Cameroun : Le droit à l’éducation des peuples autochtones réclamé

Le droit à l’éducation des peuples autochtones réclamé | © AFP / DESIREY MINKOH
Le droit à l’éducation des peuples autochtones réclamé | © AFP / DESIREY MINKOH

A l’occasion de l’édition 2016 de la Journée internationale des peuples autochtones qui va être célébrée le 9 août 2016, la thématique choisie est désormais connue. « Le droit à l’éducation des peuples autochtones », ainsi en a décidé les Nations Unies. Au Cameroun, ce thème est déjà salué par la cible quand on sait que les peuples autochtones particulièrement les Pygmées et les Bororos se plaignent.

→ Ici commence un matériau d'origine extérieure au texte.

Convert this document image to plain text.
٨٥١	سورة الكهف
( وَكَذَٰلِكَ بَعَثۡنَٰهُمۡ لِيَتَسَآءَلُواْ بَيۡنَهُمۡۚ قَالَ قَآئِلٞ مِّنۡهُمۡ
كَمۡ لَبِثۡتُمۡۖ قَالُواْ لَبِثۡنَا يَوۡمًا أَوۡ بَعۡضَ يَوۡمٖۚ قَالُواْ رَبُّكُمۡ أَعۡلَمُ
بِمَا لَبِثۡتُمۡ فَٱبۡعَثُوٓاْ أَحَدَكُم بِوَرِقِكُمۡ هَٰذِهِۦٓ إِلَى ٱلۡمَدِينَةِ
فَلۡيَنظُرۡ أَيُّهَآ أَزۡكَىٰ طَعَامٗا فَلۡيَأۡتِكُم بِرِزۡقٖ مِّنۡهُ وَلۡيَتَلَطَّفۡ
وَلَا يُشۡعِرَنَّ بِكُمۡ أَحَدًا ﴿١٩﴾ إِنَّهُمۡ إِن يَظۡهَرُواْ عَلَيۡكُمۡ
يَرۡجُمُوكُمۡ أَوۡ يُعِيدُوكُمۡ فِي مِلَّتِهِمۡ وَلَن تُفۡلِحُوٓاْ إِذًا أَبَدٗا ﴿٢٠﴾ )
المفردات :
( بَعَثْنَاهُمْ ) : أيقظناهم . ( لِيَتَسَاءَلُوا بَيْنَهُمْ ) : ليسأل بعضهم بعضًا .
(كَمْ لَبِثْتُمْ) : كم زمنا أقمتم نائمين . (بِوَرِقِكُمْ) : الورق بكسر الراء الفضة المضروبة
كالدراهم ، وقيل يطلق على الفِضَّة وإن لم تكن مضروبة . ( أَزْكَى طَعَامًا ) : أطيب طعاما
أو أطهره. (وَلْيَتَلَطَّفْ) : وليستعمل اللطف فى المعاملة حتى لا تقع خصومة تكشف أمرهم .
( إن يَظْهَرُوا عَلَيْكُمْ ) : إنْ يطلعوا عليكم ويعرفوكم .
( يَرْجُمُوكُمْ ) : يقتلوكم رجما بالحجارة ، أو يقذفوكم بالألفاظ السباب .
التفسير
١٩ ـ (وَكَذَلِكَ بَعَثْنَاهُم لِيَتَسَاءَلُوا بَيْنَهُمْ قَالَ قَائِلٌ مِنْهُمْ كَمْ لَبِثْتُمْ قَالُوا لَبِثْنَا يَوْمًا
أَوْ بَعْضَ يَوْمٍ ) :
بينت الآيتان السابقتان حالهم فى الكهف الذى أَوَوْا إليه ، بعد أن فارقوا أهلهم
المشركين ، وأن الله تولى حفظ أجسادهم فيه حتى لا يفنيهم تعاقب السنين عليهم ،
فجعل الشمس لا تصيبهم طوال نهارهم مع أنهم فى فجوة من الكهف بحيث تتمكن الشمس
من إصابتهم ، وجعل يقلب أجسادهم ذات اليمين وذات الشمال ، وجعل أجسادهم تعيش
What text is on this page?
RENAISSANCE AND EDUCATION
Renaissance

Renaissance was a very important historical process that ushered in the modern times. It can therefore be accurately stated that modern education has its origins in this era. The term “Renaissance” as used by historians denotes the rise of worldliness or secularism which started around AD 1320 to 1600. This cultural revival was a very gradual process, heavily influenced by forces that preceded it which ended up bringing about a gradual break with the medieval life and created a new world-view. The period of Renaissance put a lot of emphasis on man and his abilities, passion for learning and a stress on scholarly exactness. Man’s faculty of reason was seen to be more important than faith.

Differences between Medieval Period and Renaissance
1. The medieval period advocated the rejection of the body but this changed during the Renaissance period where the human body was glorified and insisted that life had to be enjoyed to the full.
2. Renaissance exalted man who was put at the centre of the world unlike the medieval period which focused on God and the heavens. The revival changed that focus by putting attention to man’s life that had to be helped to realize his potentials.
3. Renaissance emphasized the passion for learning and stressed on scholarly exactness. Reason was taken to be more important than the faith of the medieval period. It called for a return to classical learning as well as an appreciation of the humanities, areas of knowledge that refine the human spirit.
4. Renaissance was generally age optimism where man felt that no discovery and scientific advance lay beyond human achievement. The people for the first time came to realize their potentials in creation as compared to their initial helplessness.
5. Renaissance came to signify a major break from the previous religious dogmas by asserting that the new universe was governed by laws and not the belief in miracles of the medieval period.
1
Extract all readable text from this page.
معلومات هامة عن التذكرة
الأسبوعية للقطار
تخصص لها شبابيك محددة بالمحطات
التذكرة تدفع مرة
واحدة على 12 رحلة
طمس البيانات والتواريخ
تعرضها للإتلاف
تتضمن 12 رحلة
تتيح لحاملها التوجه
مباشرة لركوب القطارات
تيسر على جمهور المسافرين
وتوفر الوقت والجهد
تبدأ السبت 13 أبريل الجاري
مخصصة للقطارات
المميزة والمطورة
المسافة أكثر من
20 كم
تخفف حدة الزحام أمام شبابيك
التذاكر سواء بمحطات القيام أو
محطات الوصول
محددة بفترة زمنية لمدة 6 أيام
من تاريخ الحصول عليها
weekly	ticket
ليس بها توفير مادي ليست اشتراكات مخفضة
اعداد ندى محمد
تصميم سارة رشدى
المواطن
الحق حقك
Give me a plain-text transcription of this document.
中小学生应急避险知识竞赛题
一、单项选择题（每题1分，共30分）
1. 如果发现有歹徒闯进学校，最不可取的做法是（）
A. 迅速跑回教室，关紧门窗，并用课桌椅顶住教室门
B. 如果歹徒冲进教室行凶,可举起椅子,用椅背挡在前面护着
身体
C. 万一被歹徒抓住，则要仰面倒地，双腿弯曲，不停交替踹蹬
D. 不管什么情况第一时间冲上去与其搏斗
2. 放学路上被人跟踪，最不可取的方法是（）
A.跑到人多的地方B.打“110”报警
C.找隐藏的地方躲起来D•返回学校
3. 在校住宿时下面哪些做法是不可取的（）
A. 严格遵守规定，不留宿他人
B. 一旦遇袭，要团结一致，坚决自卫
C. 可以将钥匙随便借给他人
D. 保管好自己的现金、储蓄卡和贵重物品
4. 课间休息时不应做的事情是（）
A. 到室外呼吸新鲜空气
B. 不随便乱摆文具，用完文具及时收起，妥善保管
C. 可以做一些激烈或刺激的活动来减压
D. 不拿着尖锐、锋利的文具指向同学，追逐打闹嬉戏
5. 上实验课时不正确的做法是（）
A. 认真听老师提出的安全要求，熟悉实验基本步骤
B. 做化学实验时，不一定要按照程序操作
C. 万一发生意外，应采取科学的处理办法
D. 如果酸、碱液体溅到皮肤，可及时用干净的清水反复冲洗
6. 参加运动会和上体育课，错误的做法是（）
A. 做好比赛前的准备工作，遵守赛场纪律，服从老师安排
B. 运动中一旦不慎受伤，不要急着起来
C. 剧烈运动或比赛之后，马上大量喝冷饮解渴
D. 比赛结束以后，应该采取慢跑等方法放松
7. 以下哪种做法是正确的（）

Lors du travail que mène CAMERPOST à ce sujet, nous avons appris que les débats aujourd’hui au sein de la société civile camerounaise tournent autour des actions  à mener pour inciter le gouvernement à mettre en place des mécanismes de défense des droits et des intérêts des Pygmées et des Bororos. Ceux-là même qui se disent marginalisés et surtout expropriés de leurs terres, sans indemnisations, au profit des grands projets dit-on structurants. Alors, en prélude à  cette journée internationale, les concernés soutenus par des associations appellent à une politique d’amélioration du cadre de vie et de revisiter le cadre juridique en matière de protection de leurs droits, afin de s’assurer qu’il répond efficacement à leurs besoins.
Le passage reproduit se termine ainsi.